Application Code Generation uses all of the contextual information from your PRD, from your Enterprise Context (see today’s other blog here), and from the associated Technical Recommendations to generate much of the code required for your app. It takes care of much of the toil and commodity code such as generating code for CRUD data operations (i.e. create, read, update, delete). It can generate all of the code for calling third-party APIs. For instance, if Technical Recommendations suggest using Microsoft Entra ID for authentication, Application Code Generation will create all the code required to call this service and to wire it into the login dialog. It can generate code for common functions that were suggested by Technical Recommendations. It can generate code to expose service endpoints. There are myriad areas where Application Code Generation will fill in the blanks for you.
It’s important to note, though, that the blanks being filled in by Application Code Generation are not just associated with commodity code–often referred to as toil. It can also implement crucial business logic such as data validation rules and work flows as defined by the PRD. Because the Application Code Generation feature takes advantage of the broadest possible wealth of context, accuracy and code coverage are maximized. This approach dramatically lightens the load for developers.
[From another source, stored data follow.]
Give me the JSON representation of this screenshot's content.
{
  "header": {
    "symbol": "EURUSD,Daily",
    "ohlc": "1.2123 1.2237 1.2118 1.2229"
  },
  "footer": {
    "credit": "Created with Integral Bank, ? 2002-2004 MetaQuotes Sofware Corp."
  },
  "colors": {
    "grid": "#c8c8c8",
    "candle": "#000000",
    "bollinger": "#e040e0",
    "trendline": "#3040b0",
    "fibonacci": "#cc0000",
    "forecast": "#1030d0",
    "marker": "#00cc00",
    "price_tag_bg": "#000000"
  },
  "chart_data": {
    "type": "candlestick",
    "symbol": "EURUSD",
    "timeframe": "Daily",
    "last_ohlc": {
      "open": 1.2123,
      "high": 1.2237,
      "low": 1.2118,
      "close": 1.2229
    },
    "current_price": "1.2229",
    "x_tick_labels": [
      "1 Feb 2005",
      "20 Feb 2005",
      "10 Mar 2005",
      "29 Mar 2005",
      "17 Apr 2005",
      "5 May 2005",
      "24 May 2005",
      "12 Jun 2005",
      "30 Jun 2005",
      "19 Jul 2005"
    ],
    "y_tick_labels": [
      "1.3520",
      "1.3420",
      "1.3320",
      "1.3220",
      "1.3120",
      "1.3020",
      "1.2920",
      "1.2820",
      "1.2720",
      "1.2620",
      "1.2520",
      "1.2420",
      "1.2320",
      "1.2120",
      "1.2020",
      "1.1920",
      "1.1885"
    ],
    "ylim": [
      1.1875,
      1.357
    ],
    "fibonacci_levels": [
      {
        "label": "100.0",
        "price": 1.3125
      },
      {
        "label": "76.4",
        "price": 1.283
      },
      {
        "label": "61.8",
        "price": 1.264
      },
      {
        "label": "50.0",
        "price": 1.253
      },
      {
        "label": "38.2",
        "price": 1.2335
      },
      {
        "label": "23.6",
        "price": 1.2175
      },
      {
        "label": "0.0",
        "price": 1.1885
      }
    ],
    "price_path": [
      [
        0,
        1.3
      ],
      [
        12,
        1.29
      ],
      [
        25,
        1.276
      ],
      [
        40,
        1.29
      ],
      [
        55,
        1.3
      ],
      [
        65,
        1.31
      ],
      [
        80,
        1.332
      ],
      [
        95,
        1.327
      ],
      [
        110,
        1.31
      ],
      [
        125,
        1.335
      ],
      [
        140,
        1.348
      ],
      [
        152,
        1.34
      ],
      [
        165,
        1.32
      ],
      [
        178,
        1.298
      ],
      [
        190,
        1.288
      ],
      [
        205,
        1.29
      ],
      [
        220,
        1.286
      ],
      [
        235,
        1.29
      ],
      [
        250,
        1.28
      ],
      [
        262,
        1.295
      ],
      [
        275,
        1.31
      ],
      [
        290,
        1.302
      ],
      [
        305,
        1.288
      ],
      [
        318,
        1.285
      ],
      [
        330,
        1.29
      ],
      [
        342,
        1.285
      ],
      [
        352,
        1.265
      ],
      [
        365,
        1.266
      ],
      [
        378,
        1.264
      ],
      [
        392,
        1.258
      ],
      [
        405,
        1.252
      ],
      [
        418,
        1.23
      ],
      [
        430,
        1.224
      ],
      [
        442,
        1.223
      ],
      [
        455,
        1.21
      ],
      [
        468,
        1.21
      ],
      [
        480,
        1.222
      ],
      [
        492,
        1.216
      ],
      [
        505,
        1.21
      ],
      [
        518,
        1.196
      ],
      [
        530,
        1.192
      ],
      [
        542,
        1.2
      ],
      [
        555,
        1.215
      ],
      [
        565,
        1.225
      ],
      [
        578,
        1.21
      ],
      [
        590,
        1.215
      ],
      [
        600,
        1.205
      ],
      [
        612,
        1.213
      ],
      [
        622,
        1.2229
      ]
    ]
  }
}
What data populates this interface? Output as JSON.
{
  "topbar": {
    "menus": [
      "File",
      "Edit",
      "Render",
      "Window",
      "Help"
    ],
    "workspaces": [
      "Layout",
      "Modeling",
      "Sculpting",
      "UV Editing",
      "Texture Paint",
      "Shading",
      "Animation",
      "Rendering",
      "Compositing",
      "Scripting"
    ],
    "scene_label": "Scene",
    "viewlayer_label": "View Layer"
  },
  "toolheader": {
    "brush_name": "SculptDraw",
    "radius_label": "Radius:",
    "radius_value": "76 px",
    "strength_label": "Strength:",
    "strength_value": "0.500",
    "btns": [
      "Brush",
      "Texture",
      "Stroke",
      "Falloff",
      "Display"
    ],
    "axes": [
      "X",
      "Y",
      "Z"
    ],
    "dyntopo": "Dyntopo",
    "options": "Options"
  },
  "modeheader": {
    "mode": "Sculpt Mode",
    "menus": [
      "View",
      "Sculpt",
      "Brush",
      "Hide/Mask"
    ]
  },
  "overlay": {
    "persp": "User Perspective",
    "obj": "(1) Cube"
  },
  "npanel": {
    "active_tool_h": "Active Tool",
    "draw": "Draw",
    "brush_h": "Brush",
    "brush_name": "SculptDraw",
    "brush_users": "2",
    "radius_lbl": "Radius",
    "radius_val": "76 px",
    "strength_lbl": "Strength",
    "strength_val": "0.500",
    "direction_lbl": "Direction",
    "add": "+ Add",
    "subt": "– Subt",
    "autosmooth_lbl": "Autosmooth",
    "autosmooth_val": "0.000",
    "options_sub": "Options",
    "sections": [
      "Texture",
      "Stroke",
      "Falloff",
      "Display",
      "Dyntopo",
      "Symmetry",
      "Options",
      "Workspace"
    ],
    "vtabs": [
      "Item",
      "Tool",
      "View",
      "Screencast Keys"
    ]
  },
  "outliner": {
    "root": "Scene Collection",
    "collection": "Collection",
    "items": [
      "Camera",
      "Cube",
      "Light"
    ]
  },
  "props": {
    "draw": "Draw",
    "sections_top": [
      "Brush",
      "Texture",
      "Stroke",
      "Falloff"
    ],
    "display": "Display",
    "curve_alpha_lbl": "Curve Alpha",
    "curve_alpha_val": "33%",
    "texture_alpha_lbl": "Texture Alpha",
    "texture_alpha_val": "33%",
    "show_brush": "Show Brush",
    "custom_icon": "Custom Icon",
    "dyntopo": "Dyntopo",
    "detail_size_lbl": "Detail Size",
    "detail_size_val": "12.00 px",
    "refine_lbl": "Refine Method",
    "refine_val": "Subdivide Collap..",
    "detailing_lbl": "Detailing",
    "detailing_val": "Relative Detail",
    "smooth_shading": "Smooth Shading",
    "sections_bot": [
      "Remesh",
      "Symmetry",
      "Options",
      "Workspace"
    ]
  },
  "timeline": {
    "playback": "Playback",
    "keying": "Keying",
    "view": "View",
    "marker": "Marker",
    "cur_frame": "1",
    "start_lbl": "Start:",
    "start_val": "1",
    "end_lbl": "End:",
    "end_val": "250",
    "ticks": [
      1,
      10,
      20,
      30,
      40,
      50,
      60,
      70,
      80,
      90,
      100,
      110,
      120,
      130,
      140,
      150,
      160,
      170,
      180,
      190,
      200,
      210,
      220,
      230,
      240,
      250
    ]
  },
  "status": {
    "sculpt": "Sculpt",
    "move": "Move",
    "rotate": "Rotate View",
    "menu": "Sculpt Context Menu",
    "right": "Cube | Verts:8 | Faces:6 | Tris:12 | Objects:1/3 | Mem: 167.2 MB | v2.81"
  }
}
Essentially, the combination of features starting with PRD-AI and including Technical Recommendations and Application Code Generation enable you to go from a textual description of an app to a 50% filled code repository in the time that most organizations take to just schedule a planning meeting.
As previously noted, with the current generation of LLMs, we are able to generate as much as 50% of the code for most business applications. We are confident that, in the near future, we will be able to generate the majority–if not all–of the code for many apps. Our top-down approach to code generation, which we refer to as CodeOps, is the key to this vision. Our approach always starts with high-fidelity, AI-driven requirements. This sets the foundation for us to be able to eventually generate feature-complete applications. The approach is proven, and our platform is well positioned to help you capitalize today and well into the future as the underlying AI models continue to advance.
We’re excited about delivering these latest advancements to the Crowdbotics platform. We believe that these features, when taken together, are game changing when it comes to software development. Most of all, we’re excited about the acceleration in productivity our customers get with these new features. We’re building a platform designed to help you and your team build apps faster and with less risk, and these new capabilities are a huge leap forward in helping you succeed.